Unfortunately, there are nearly 800,000 reasons to believe. That’s the number of Americans who suffer strokes annually. Of that number, about 160,000 die of complications. It is the third leading cause of death in this country behind heart disease and cancer. But the good thing: there are 6.4 million stroke survivors. Stroke isn’t necessarily a death sentence but it can be life-threatening or very debilitating.
A “Brain Attack”
A stroke, say experts, is really a “brain attack.” The reasoning behind this is that a blood clot is typically the cause of a brain attack, as it is in some types of heart attacks. There are two broad categories of strokes – those caused by blocked blood flow because of a clot or those which bleed into the brain.
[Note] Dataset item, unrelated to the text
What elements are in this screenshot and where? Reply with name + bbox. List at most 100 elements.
An ischemic stroke is a blockage of the neck or brain blood vessel. It is the most common type of stroke with about 85 percent of stroke cases. Without blood and oxygen, brain cells slowly die so a delay in treatment can result in serious brain damage. There are three types of clots: thrombosis, a neck or brain blood vessel forms a clot; embolism, or the movement of a clot from one body part to another; and stenosis which is the severe narrowing of the artery in or leading to the brain.
Hemorrhagic stroke is the second type of stroke responsible for about 15 percent of cases and as noted above, involves bleeding into the brain and surrounding tissues.